Modified Abstract Factory

The modified abstract factory I’ll suggest is simply a single class that encapsulates the unwanted call. For Object creation it will always be the actual “new Object()” statement because if you can’t get another instance type created your out of luck. In the case of static method calls its the method call itself.

  1 public class ComplexObjectFactory {
  2    public ComplexObject getComplexObject(){
  3        ComplexObject object = new ComplexObject();
  4        return object;
  5    }
  6 }

Injecting the Factory

Now we need to get the factory into the class somehow there are a couple of ways to do this…

  • Pass a factory instance in as new parameter
  • Create a settable field in the class for the new factory

Depending on the situation you could have a other options as well but the one option that isn’t there is just replacing “new Object()” with “new ObjectFactory()” that won’t get you any closer to solving the problem with the suggested solution I’m providing. Now you can see how the old method changes.

  1 ComplexObjectFactory factory = new ComplexObjectFactory();
  2
  3 public void methodCalledByUnitTest(){
  4    ComplexObject object = factory.getComplexObject();
  5    object.complexMethodCall();
  6 }
  7
  8 public void setComplexObjectFactory(ComplexObjectFactory factory) {
  9     this.factory = factory;
 10 }

Unit Test Mocking

Now there is a hook to where you can create an extension of the quasi abstract factory class which returns a mock instance of your class or returns mocked data for a static method call.
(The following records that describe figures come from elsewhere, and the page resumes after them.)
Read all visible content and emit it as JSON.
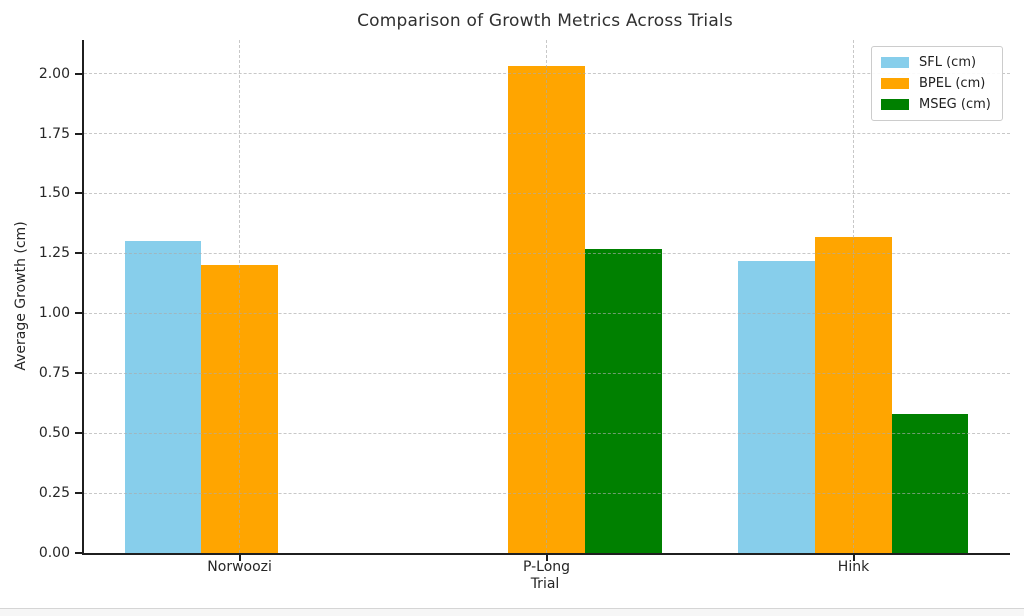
{
  "chart_data": {
    "type": "bar",
    "title": "Comparison of Growth Metrics Across Trials",
    "xlabel": "Trial",
    "ylabel": "Average Growth (cm)",
    "categories": [
      "Norwoozi",
      "P-Long",
      "Hink"
    ],
    "series": [
      {
        "name": "SFL (cm)",
        "color": "#87CEEB",
        "values": [
          1.3,
          0,
          1.22
        ]
      },
      {
        "name": "BPEL (cm)",
        "color": "#FFA500",
        "values": [
          1.2,
          2.03,
          1.32
        ]
      },
      {
        "name": "MSEG (cm)",
        "color": "#008000",
        "values": [
          0,
          1.27,
          0.58
        ]
      }
    ],
    "bar_width": 0.25,
    "xlim": [
      -0.507,
      2.51
    ],
    "ylim": [
      0,
      2.14
    ],
    "ytick_values": [
      0,
      0.25,
      0.5,
      0.75,
      1.0,
      1.25,
      1.5,
      1.75,
      2.0
    ],
    "ytick_labels": [
      "0.00",
      "0.25",
      "0.50",
      "0.75",
      "1.00",
      "1.25",
      "1.50",
      "1.75",
      "2.00"
    ],
    "grid": true,
    "grid_style": "dashed",
    "legend_position": "upper right",
    "legend_entries": [
      "SFL (cm)",
      "BPEL (cm)",
      "MSEG (cm)"
    ]
  },
  "page": {
    "background": "#ffffff",
    "footer_bar_color": "#f6f6f6",
    "footer_bar_border": "#d5d5d5"
  }
}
  1 ComplexObjectFactory factory = new ComplexObjectFactory() {
  2      public ComplexObject getComplexObject() {
  3           //Mock up the behavior in someway.
  4           return new MockComplextObject():
  5      }
  6 };

All you need to do is set the new factory implementation. This will allow your unit test to focus on the code under test not the code that was tangentially called by the code under test (assuming thats your testing methodology).